De repente, no cenário jurisdicional, surgiu um magistrado que arregaçou as mangas e propôs-se julgar o crime cometido pelo ex-governador, Ronaldo Cunha Lima, então deputado federal. Após colher todas as provas, com ingentes sacrifícios, o ministro Joaquim Barbosa conseguiu marcar a data para julgamento do processo crime. No entanto, não teve sucesso, pois foi colhido por uma manobra protelatória do réu que, alegando preferir ser julgado pelo tribunal popular e democrático do Júri, abriu mão da prerrogativa de foro e renunciou ao mandato de deputado federal.

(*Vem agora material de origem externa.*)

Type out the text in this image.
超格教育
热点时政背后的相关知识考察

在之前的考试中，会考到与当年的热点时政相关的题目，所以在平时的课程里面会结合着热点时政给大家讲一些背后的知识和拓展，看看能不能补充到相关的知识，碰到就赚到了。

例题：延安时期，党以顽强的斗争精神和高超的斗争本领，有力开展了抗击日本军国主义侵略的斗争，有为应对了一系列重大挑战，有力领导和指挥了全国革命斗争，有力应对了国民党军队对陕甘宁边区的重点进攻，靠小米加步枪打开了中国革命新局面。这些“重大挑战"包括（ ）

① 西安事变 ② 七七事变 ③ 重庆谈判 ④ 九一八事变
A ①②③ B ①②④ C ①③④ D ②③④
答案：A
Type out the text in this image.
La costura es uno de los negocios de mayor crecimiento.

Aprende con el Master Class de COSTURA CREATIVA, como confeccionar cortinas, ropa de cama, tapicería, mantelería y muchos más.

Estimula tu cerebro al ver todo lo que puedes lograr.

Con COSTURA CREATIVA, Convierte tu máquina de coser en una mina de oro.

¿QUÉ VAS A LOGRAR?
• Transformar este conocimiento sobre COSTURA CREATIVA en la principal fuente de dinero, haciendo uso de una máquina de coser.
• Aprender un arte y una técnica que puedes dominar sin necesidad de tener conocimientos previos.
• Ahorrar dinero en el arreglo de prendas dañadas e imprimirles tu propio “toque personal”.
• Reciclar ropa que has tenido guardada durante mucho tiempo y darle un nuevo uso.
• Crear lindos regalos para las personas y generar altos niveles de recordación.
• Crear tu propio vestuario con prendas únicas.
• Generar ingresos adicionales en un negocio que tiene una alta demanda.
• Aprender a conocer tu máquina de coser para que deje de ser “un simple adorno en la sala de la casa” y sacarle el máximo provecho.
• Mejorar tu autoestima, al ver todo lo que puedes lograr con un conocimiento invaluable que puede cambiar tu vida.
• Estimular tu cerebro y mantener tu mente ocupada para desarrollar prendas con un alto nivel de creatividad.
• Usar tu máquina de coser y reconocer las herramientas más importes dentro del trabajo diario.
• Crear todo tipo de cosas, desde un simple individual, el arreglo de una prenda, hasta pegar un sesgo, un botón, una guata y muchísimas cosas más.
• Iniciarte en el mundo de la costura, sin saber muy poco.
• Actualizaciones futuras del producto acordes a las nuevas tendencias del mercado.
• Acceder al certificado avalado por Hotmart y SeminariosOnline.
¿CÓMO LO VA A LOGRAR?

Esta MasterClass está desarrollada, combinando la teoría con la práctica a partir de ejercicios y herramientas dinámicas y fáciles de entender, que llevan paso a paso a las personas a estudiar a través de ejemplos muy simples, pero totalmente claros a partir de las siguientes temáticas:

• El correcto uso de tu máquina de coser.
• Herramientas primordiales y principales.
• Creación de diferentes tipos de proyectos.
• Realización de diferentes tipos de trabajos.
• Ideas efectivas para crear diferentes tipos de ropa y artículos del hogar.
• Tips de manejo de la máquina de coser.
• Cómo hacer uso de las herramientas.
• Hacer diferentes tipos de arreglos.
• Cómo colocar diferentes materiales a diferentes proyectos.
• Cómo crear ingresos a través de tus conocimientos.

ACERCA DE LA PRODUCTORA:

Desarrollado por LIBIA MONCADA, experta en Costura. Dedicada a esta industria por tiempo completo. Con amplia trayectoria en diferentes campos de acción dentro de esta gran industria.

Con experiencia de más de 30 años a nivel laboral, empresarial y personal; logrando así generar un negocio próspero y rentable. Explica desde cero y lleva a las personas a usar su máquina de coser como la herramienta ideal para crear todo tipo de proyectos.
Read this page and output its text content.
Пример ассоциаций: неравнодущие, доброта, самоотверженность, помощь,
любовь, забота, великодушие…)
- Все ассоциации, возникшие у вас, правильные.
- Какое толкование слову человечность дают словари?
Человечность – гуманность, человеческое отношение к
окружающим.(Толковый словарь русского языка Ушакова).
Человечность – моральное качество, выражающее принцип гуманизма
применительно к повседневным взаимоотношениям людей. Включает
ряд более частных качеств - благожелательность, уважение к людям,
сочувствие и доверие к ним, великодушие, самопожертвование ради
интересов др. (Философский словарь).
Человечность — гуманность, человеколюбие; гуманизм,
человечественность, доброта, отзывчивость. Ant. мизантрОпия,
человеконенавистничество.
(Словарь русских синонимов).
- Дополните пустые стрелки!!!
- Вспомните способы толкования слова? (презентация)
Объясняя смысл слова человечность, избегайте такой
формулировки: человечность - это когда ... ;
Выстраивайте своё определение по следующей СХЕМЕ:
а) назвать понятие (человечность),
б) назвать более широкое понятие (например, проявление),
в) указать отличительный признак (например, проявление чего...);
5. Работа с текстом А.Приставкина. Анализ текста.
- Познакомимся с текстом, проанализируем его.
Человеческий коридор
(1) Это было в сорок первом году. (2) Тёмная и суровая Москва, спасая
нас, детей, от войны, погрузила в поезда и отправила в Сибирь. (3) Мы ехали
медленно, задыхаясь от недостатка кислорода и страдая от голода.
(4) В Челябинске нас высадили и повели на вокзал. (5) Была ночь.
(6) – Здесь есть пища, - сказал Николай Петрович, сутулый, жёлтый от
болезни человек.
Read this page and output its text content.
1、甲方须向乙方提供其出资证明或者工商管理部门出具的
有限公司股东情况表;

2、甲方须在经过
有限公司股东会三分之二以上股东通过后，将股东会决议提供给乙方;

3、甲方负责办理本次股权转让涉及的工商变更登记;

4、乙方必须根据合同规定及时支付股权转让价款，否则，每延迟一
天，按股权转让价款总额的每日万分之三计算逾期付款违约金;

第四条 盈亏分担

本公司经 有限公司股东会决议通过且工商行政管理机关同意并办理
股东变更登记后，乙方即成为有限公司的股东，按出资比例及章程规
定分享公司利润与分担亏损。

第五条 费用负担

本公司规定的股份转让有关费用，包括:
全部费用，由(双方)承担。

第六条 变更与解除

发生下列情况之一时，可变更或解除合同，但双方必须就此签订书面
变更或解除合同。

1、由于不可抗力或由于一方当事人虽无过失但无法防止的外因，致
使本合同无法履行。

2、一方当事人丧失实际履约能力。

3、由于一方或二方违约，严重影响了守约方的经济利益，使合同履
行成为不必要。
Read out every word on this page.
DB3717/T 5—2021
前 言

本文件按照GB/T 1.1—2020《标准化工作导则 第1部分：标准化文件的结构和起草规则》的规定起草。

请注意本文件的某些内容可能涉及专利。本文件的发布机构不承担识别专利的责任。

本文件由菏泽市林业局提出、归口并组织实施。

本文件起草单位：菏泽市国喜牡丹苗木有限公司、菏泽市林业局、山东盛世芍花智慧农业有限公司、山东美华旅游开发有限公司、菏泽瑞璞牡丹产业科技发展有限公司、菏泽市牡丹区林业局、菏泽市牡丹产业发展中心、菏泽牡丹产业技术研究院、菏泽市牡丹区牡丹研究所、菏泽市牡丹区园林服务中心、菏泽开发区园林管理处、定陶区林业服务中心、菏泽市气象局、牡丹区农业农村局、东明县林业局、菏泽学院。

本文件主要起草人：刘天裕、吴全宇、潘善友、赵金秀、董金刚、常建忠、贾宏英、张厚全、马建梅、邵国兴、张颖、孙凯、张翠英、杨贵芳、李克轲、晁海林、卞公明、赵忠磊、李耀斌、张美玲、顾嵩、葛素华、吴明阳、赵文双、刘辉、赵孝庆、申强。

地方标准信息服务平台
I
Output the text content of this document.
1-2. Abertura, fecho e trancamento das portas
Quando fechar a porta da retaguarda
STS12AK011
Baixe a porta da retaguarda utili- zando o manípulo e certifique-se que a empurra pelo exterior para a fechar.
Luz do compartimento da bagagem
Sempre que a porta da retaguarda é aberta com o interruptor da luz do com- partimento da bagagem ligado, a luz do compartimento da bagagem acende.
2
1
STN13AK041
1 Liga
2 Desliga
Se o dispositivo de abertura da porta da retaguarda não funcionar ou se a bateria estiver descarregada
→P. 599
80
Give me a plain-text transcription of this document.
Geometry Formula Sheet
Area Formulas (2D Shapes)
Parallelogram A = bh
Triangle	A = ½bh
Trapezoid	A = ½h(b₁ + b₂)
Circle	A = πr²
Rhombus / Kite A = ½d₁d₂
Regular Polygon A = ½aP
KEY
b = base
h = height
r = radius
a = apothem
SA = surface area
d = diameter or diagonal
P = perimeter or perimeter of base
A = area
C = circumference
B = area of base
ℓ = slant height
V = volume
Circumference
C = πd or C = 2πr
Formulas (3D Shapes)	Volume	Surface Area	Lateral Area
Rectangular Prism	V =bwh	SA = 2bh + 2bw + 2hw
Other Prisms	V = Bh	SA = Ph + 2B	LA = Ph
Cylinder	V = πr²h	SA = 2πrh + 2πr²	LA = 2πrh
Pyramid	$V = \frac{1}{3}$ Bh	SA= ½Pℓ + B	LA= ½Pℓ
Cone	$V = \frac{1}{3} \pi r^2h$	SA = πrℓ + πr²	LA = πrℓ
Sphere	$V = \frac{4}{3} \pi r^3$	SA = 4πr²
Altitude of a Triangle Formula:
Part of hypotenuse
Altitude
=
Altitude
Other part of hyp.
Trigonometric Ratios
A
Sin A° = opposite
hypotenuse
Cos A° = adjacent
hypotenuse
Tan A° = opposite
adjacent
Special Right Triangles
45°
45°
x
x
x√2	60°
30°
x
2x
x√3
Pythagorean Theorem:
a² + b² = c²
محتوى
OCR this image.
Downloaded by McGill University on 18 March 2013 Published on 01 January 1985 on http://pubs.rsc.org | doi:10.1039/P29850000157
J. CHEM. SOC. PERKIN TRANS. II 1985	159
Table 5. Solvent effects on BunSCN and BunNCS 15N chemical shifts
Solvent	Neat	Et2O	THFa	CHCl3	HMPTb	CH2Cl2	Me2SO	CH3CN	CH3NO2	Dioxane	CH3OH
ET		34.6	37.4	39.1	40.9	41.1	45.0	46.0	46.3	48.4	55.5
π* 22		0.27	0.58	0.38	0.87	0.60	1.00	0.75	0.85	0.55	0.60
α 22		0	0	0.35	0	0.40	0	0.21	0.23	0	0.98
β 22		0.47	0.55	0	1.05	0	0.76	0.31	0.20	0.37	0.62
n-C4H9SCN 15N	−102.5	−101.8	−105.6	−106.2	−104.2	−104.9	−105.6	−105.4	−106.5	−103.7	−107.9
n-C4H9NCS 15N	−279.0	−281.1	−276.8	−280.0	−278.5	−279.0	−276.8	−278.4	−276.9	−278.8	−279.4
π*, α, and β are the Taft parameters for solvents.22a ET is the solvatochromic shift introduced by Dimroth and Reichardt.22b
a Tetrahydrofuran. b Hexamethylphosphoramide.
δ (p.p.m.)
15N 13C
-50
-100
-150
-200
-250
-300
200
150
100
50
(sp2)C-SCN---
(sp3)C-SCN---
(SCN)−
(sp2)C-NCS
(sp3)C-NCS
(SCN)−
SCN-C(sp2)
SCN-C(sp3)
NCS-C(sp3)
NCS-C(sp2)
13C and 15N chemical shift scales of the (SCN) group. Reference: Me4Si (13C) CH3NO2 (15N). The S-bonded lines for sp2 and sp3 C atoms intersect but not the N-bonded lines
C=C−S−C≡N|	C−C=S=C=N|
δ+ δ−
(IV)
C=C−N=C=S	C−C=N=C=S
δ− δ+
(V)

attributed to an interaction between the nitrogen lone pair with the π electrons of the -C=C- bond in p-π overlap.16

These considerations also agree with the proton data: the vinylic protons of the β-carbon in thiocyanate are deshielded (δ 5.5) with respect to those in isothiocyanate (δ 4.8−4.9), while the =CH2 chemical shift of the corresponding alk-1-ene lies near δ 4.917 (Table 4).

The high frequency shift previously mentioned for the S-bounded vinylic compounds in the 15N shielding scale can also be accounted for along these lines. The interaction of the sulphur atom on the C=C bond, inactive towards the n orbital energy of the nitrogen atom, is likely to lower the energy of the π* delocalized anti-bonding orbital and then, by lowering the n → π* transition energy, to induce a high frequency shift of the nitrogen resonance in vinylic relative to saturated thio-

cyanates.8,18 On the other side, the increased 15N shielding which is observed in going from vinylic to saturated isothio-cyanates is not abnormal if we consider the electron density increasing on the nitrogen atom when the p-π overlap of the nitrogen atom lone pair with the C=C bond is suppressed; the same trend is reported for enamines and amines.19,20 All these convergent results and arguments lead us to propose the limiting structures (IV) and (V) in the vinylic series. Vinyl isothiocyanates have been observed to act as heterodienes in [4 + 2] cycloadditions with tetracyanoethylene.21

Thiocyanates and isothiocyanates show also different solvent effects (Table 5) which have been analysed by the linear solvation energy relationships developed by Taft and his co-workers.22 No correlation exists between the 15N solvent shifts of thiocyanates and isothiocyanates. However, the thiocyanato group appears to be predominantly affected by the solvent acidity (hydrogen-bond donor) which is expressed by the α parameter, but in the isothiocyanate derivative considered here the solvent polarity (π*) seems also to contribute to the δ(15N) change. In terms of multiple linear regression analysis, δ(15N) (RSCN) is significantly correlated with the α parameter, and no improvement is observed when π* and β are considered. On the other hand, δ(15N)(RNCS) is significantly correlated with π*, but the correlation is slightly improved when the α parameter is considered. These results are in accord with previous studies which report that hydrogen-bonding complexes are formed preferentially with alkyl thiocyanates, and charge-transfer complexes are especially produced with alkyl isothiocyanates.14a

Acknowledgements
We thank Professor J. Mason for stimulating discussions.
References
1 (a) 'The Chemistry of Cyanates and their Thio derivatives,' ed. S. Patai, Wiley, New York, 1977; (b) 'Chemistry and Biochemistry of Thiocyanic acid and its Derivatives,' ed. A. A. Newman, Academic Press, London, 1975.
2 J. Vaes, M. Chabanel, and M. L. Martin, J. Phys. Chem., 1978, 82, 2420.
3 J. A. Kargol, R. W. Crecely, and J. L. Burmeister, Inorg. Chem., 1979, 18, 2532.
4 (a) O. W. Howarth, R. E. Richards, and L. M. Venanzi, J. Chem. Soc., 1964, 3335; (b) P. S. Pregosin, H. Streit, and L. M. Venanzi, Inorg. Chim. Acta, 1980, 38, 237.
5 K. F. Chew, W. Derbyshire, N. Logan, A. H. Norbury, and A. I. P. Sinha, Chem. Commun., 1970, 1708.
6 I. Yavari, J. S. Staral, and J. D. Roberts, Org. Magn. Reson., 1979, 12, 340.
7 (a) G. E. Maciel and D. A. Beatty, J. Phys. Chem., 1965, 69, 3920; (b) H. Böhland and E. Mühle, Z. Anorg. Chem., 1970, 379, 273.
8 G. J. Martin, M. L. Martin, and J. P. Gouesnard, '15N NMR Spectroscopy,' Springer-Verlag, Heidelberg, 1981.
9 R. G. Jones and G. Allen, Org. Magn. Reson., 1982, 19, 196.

Para o ministro relator, a referida manobra constituía uma “chicana processual”, pior ainda, “um escárnio com a Justiça e com o Supremo Tribunal Federal”.

Desde então, a Suprema Corte ficou dividida, entre os que entendiam que o processo devia ser mantido e julgado pelo STF e os que sustentavam que deveria ser redistribuído para a comarca de João Pessoa, onde seria decidido pelo Tribunal do Júri. A decisão veio esta semana. Por sete votos contra quatro, proferidos pelo relator, seguido de Cesar Peluzo, Carlos Ayres Brito e Cármen Lucia Antunes Rocha, o Supremo decidiu pela remessa dos autos à comarca de João Pessoa.

Agora, a pergunta que não quer calar é a seguinte: a prevalecer essa interpretação cerebrina e revoltante, supondo que o deputado em questão resolva futuramente se candidatar ao mesmo cargo e consiga se reeleger, não seria restabelecida a regra do “foro privilegiado”, capaz de provocar nova paralisação do processo e sua devolução à Excelsa Corte? Que dizer do tempo e do trabalho despendido ministro relator até a presente data? Restaria perdido?

Mas onde estamos? Será essa a Justiça que a população aguarda que seja distribuída pela mais alta Corte de Justiça do país? Mais do que um escárnio com a Justiça e com a Suprema Corte, isto significa a consagração do estelionato processual e, sobretudo uma capitulação do Poder Judiciário que, mais uma vez, sucumbe diante das manobras espertas e protelatórias das elites políticas deste sofrido país.

Beccaria, em seus famosos Dos Delitos e das Penas, ensina que o juiz, diante do silogismo em que a premissa maior é a lei geral e a premissa menor a ação de conformidade ou não com a lei, deve escolher entre a liberdade ou a pena. Quando, por qualquer motivo, não cumpre o seu papel de aplicador da norma, compactua com a incerteza e com a dúvida. Não é este o papel que supomos reservado aos ministros do Supremo Tribunal Federal.